The Korean government’s debt-to-GDP ratio was 39.5 percent this year, and it is expected to exceed the 40-percent mark next year. Deputy Economic Prime Minister Hong Nam-ki had earlier said he will manage the ratio at the 40-percent level and the operational budget balance deficit against GDP within 3 percent.
The DP and the government will have another consultation on the budget bill, and the government plans to submit the bill to the National Assembly around Sept. 3.
The main opposition Liberty Korea Party (LKP) immediately criticized the plan. “We are disapproving of an expansionary fiscal policy,” Rep. Na Kyung-won, floor leader of the LKP, said Tuesday. “We will further deal with the wrongfully drawn-up budget.”
During the cabinet meeting, Moon also cautioned against fake news rattling markets, asking the public servants to coolly and swiftly counter the economic crisis.
In his seven minutes of remarks, Moon did not criticize Japan over the ongoing diplomatic and trade spat.
“Amid the trade war between the United States and China, Japan’s economic retaliations were added, causing a hardship for our economy,” Moon said. “The government must have an urgent determination and counter the serious economic situations cool-headedly and warn against groundless fake news, false information and exaggerated forecasts that fuel the insecurity of the markets. They are not only inaccurate diagnoses but also harmful to our economy.”

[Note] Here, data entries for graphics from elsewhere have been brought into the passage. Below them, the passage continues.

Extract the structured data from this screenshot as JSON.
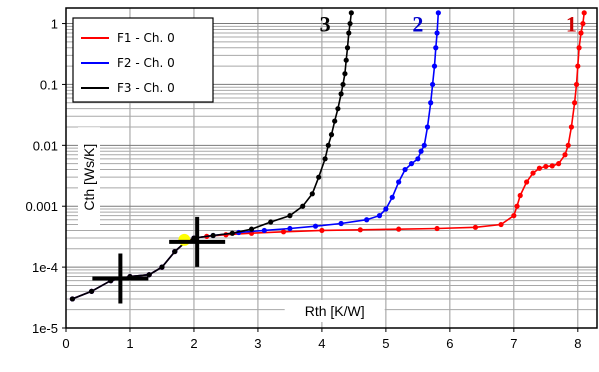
{
  "chart_data": {
    "type": "scatter",
    "xlabel": "Rth  [K/W]",
    "ylabel": "Cth  [Ws/K]",
    "xlim": [
      0,
      8.3
    ],
    "ylim": [
      1e-05,
      1.8
    ],
    "yscale": "log",
    "grid": true,
    "legend_position": "top-left",
    "x_ticks": [
      "0",
      "1",
      "2",
      "3",
      "4",
      "5",
      "6",
      "7",
      "8"
    ],
    "y_ticks": [
      "1e-5",
      "1e-4",
      "0.001",
      "0.01",
      "0.1",
      "1"
    ],
    "colors": {
      "F1 - Ch. 0": "#ff0000",
      "F2 - Ch. 0": "#0000ff",
      "F3 - Ch. 0": "#000000"
    },
    "series": [
      {
        "name": "F1 - Ch. 0",
        "color": "#ff0000",
        "x": [
          0.1,
          0.4,
          0.7,
          1.0,
          1.3,
          1.5,
          1.7,
          1.85,
          2.0,
          2.2,
          2.5,
          2.9,
          3.4,
          4.0,
          4.6,
          5.2,
          5.8,
          6.4,
          6.8,
          7.0,
          7.05,
          7.1,
          7.2,
          7.3,
          7.4,
          7.5,
          7.6,
          7.7,
          7.8,
          7.85,
          7.9,
          7.95,
          7.98,
          8.0,
          8.02,
          8.05,
          8.08,
          8.1
        ],
        "y": [
          3e-05,
          4e-05,
          6e-05,
          7e-05,
          7.5e-05,
          0.0001,
          0.00018,
          0.00025,
          0.0003,
          0.00032,
          0.00034,
          0.00036,
          0.00038,
          0.0004,
          0.00041,
          0.00042,
          0.00043,
          0.00045,
          0.0005,
          0.0007,
          0.001,
          0.0015,
          0.0025,
          0.0035,
          0.0042,
          0.0045,
          0.0046,
          0.005,
          0.007,
          0.01,
          0.02,
          0.05,
          0.1,
          0.2,
          0.4,
          0.7,
          1.0,
          1.5
        ]
      },
      {
        "name": "F2 - Ch. 0",
        "color": "#0000ff",
        "x": [
          0.1,
          0.4,
          0.7,
          1.0,
          1.3,
          1.5,
          1.7,
          1.85,
          2.0,
          2.3,
          2.7,
          3.1,
          3.5,
          3.9,
          4.3,
          4.7,
          4.9,
          5.0,
          5.1,
          5.2,
          5.3,
          5.4,
          5.5,
          5.55,
          5.6,
          5.65,
          5.7,
          5.73,
          5.76,
          5.78,
          5.8,
          5.82
        ],
        "y": [
          3e-05,
          4e-05,
          6e-05,
          7e-05,
          7.5e-05,
          0.0001,
          0.00018,
          0.00025,
          0.0003,
          0.00033,
          0.00037,
          0.0004,
          0.00043,
          0.00047,
          0.00052,
          0.0006,
          0.0007,
          0.0009,
          0.0014,
          0.0025,
          0.004,
          0.005,
          0.006,
          0.008,
          0.01,
          0.02,
          0.05,
          0.1,
          0.2,
          0.4,
          0.7,
          1.5
        ]
      },
      {
        "name": "F3 - Ch. 0",
        "color": "#000000",
        "x": [
          0.1,
          0.4,
          0.7,
          1.0,
          1.3,
          1.5,
          1.7,
          1.85,
          2.0,
          2.3,
          2.6,
          2.9,
          3.2,
          3.5,
          3.7,
          3.85,
          3.95,
          4.05,
          4.1,
          4.15,
          4.2,
          4.25,
          4.3,
          4.33,
          4.36,
          4.38,
          4.4,
          4.42,
          4.44,
          4.46
        ],
        "y": [
          3e-05,
          4e-05,
          6e-05,
          7e-05,
          7.5e-05,
          0.0001,
          0.00018,
          0.00025,
          0.0003,
          0.00033,
          0.00036,
          0.00042,
          0.00055,
          0.0007,
          0.001,
          0.0016,
          0.003,
          0.006,
          0.01,
          0.015,
          0.025,
          0.04,
          0.07,
          0.1,
          0.15,
          0.25,
          0.4,
          0.7,
          1.0,
          1.5
        ]
      }
    ],
    "annotations": [
      {
        "text": "3",
        "x": 4.05,
        "y": 1.0,
        "color": "#000000"
      },
      {
        "text": "2",
        "x": 5.5,
        "y": 1.0,
        "color": "#0000cc"
      },
      {
        "text": "1",
        "x": 7.9,
        "y": 1.0,
        "color": "#cc0000"
      }
    ],
    "crosshairs": [
      {
        "x": 0.85,
        "y": 6.5e-05
      },
      {
        "x": 2.05,
        "y": 0.00026
      }
    ],
    "highlight_points": [
      {
        "x": 1.85,
        "y": 0.00028,
        "color": "#ffff00"
      }
    ]
  }
}
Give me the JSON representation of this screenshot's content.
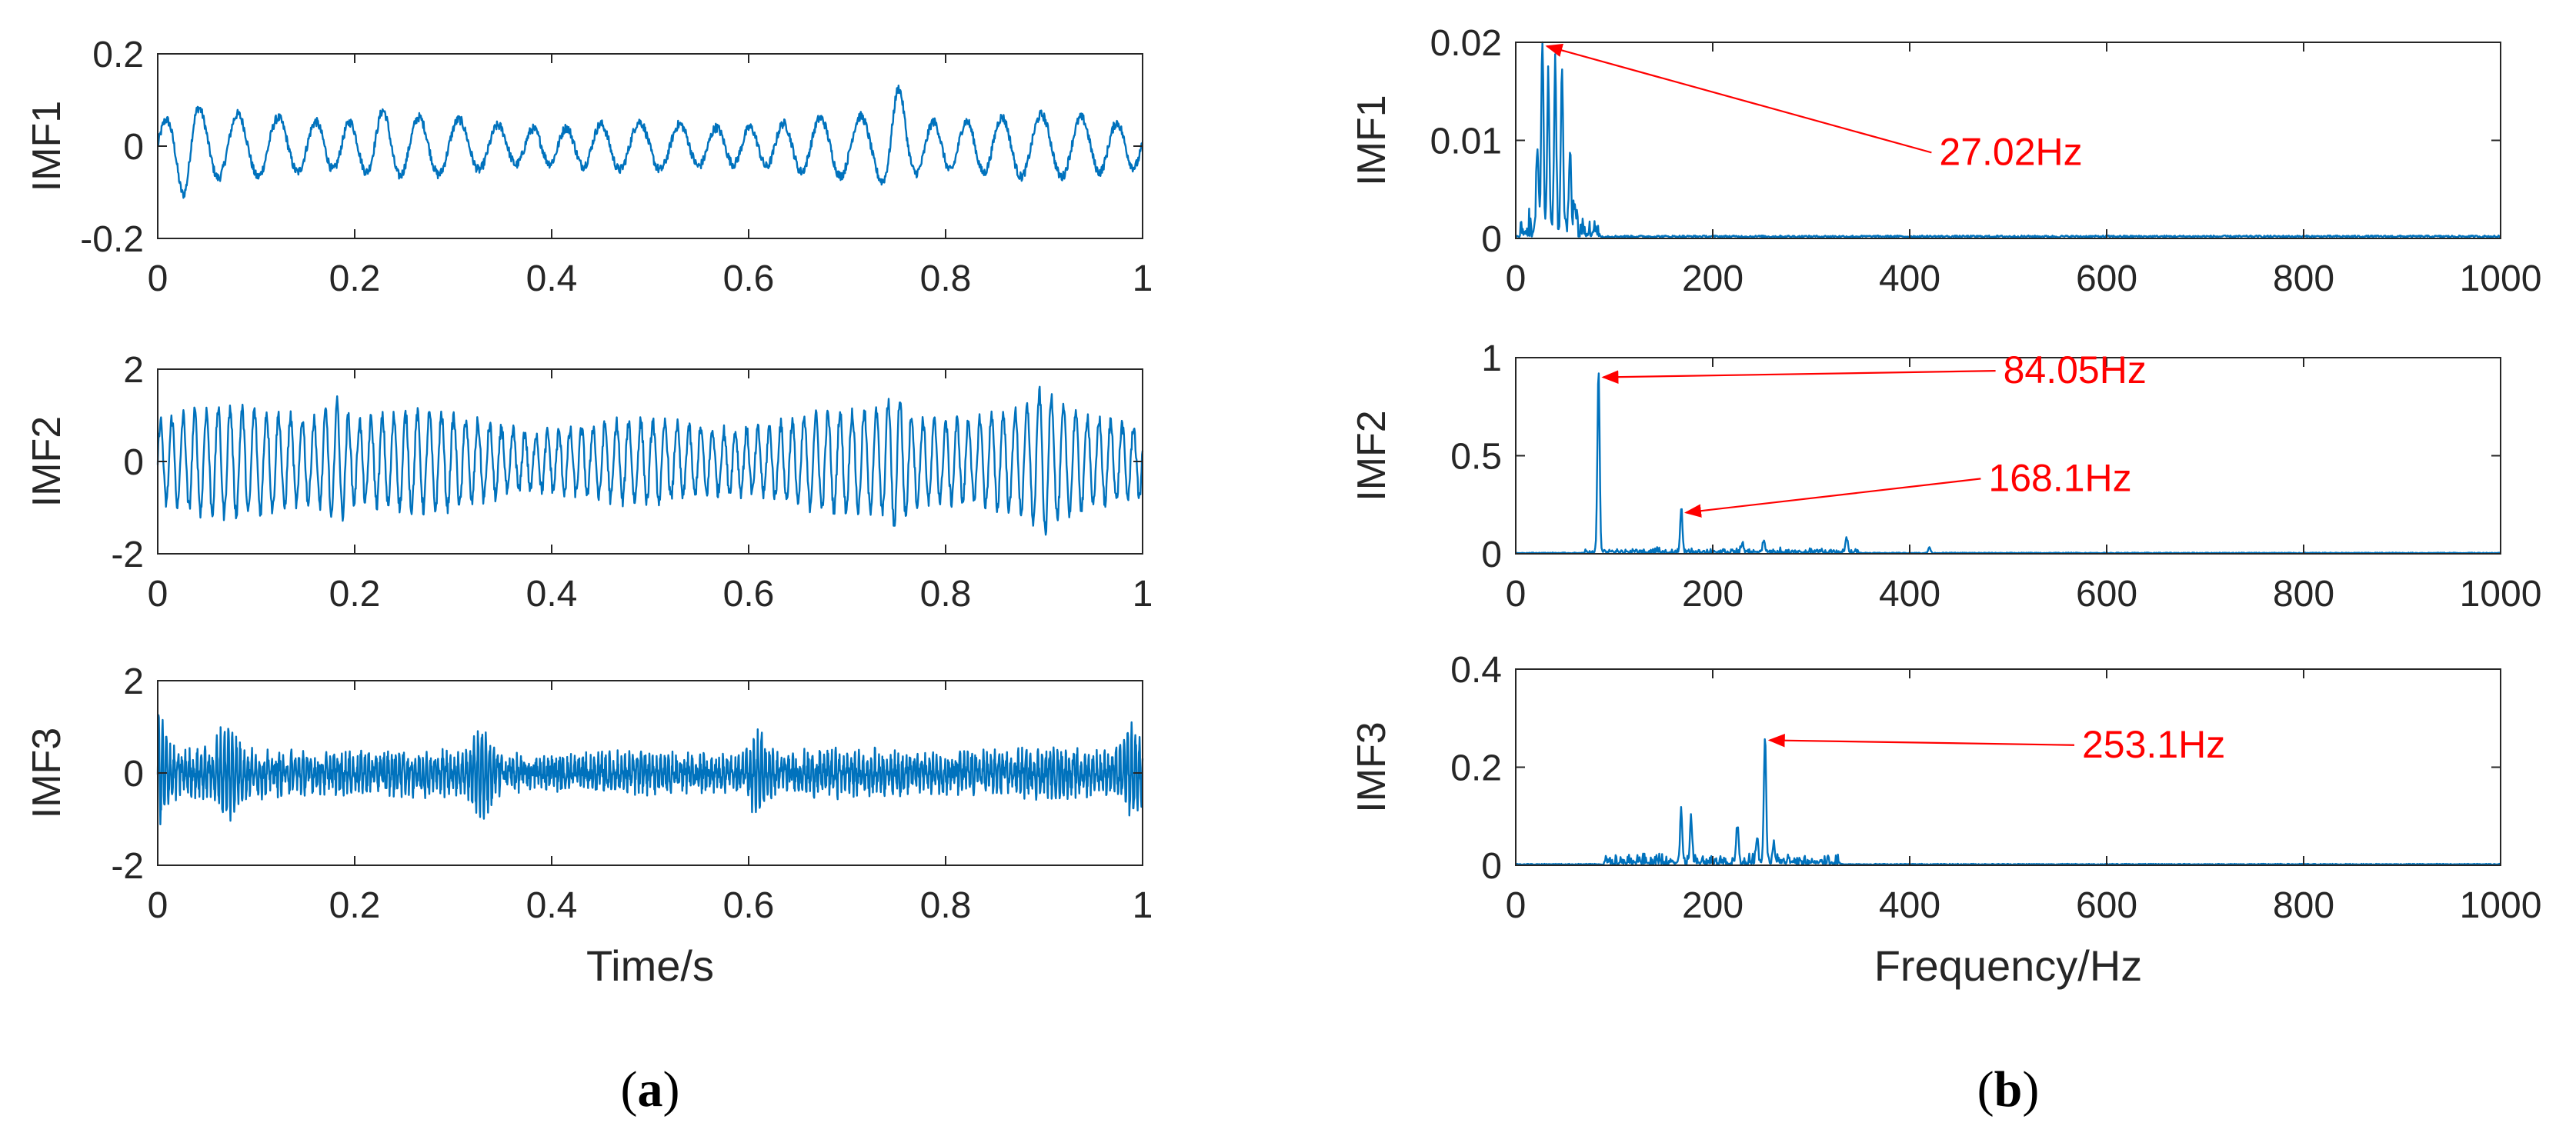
{
  "figure": {
    "panel_a_label": {
      "open": "(",
      "letter": "a",
      "close": ")"
    },
    "panel_b_label": {
      "open": "(",
      "letter": "b",
      "close": ")"
    }
  },
  "colors": {
    "line": "#0072BD",
    "annotation": "#FF0000",
    "axis": "#262626"
  },
  "chart_data": [
    {
      "id": "a1",
      "type": "line",
      "ylabel": "IMF1",
      "xlabel": "",
      "xlim": [
        0,
        1
      ],
      "ylim": [
        -0.2,
        0.2
      ],
      "xticks": [
        0,
        0.2,
        0.4,
        0.6,
        0.8,
        1
      ],
      "xticklabels": [
        "0",
        "0.2",
        "0.4",
        "0.6",
        "0.8",
        "1"
      ],
      "yticks": [
        -0.2,
        0,
        0.2
      ],
      "yticklabels": [
        "-0.2",
        "0",
        "0.2"
      ],
      "signal": {
        "kind": "oscillation",
        "freq": 27.02,
        "amp": 0.07,
        "noise": 0.01,
        "bursts": [
          [
            0.03,
            0.12
          ],
          [
            0.23,
            0.09
          ],
          [
            0.75,
            0.14
          ]
        ]
      },
      "annotations": []
    },
    {
      "id": "a2",
      "type": "line",
      "ylabel": "IMF2",
      "xlabel": "",
      "xlim": [
        0,
        1
      ],
      "ylim": [
        -2,
        2
      ],
      "xticks": [
        0,
        0.2,
        0.4,
        0.6,
        0.8,
        1
      ],
      "xticklabels": [
        "0",
        "0.2",
        "0.4",
        "0.6",
        "0.8",
        "1"
      ],
      "yticks": [
        -2,
        0,
        2
      ],
      "yticklabels": [
        "-2",
        "0",
        "2"
      ],
      "signal": {
        "kind": "oscillation",
        "freq": 84.05,
        "amp": 1.15,
        "noise": 0.15,
        "bursts": [
          [
            0.18,
            1.6
          ],
          [
            0.75,
            1.6
          ],
          [
            0.9,
            1.6
          ]
        ]
      },
      "annotations": []
    },
    {
      "id": "a3",
      "type": "line",
      "ylabel": "IMF3",
      "xlabel": "Time/s",
      "xlim": [
        0,
        1
      ],
      "ylim": [
        -2,
        2
      ],
      "xticks": [
        0,
        0.2,
        0.4,
        0.6,
        0.8,
        1
      ],
      "xticklabels": [
        "0",
        "0.2",
        "0.4",
        "0.6",
        "0.8",
        "1"
      ],
      "yticks": [
        -2,
        0,
        2
      ],
      "yticklabels": [
        "-2",
        "0",
        "2"
      ],
      "signal": {
        "kind": "oscillation",
        "freq": 253.1,
        "amp": 0.35,
        "noise": 0.25,
        "bursts": [
          [
            0.0,
            1.2
          ],
          [
            0.07,
            0.9
          ],
          [
            0.33,
            0.9
          ],
          [
            0.61,
            0.9
          ],
          [
            0.99,
            1.0
          ]
        ]
      },
      "annotations": []
    },
    {
      "id": "b1",
      "type": "line",
      "ylabel": "IMF1",
      "xlabel": "",
      "xlim": [
        0,
        1000
      ],
      "ylim": [
        0,
        0.02
      ],
      "xticks": [
        0,
        200,
        400,
        600,
        800,
        1000
      ],
      "xticklabels": [
        "0",
        "200",
        "400",
        "600",
        "800",
        "1000"
      ],
      "yticks": [
        0,
        0.01,
        0.02
      ],
      "yticklabels": [
        "0",
        "0.01",
        "0.02"
      ],
      "spectrum": {
        "peaks": [
          [
            27.02,
            0.02
          ],
          [
            33,
            0.015
          ],
          [
            40,
            0.017
          ],
          [
            47,
            0.016
          ],
          [
            22,
            0.009
          ],
          [
            55,
            0.008
          ],
          [
            60,
            0.003
          ]
        ],
        "band": [
          5,
          85,
          0.003
        ],
        "floor": 0.0002
      },
      "annotations": [
        {
          "text": "27.02Hz",
          "point": [
            27.02,
            0.0196
          ],
          "text_at": [
            430,
            0.0075
          ]
        }
      ]
    },
    {
      "id": "b2",
      "type": "line",
      "ylabel": "IMF2",
      "xlabel": "",
      "xlim": [
        0,
        1000
      ],
      "ylim": [
        0,
        1
      ],
      "xticks": [
        0,
        200,
        400,
        600,
        800,
        1000
      ],
      "xticklabels": [
        "0",
        "200",
        "400",
        "600",
        "800",
        "1000"
      ],
      "yticks": [
        0,
        0.5,
        1
      ],
      "yticklabels": [
        "0",
        "0.5",
        "1"
      ],
      "spectrum": {
        "peaks": [
          [
            84.05,
            0.92
          ],
          [
            168.1,
            0.22
          ],
          [
            252,
            0.06
          ],
          [
            336,
            0.07
          ],
          [
            230,
            0.04
          ],
          [
            420,
            0.03
          ]
        ],
        "band": [
          70,
          350,
          0.03
        ],
        "floor": 0.004
      },
      "annotations": [
        {
          "text": "84.05Hz",
          "point": [
            84.05,
            0.9
          ],
          "text_at": [
            495,
            0.87
          ]
        },
        {
          "text": "168.1Hz",
          "point": [
            168.1,
            0.21
          ],
          "text_at": [
            480,
            0.32
          ]
        }
      ]
    },
    {
      "id": "b3",
      "type": "line",
      "ylabel": "IMF3",
      "xlabel": "Frequency/Hz",
      "xlim": [
        0,
        1000
      ],
      "ylim": [
        0,
        0.4
      ],
      "xticks": [
        0,
        200,
        400,
        600,
        800,
        1000
      ],
      "xticklabels": [
        "0",
        "200",
        "400",
        "600",
        "800",
        "1000"
      ],
      "yticks": [
        0,
        0.2,
        0.4
      ],
      "yticklabels": [
        "0",
        "0.2",
        "0.4"
      ],
      "spectrum": {
        "peaks": [
          [
            253.1,
            0.26
          ],
          [
            168,
            0.1
          ],
          [
            178,
            0.09
          ],
          [
            225,
            0.07
          ],
          [
            245,
            0.05
          ],
          [
            262,
            0.04
          ]
        ],
        "band": [
          90,
          330,
          0.025
        ],
        "floor": 0.002
      },
      "annotations": [
        {
          "text": "253.1Hz",
          "point": [
            253.1,
            0.255
          ],
          "text_at": [
            575,
            0.22
          ]
        }
      ]
    }
  ]
}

He stressed that Korea’s economic fundamentals are sound, quoting global credit rating agencies’ recent reports. Moon said the government must keep its balance and use any challenges from outside as an opportunity to ensure internal stability of the economy and heighten industrial competitiveness.
“I want to especially stress that time won’t wait for us,” Moon said, urging the government to “speed up its decision-making and policy implementation.” He said ministries must improve their cooperation and execute policies to improve competitiveness, create new growth engines and support companies’ efforts.
He also said the government must implement other policies than just a strategy to counter Japan’s export controls, asking ministers to improve domestic consumption and boost investments, particularly spending for social infrastructures that concern the people’s everyday lives such as water and sewage management, gas and electricity. Moon also vowed to put more efforts into creating jobs for the elderly, the low-income class and youngsters.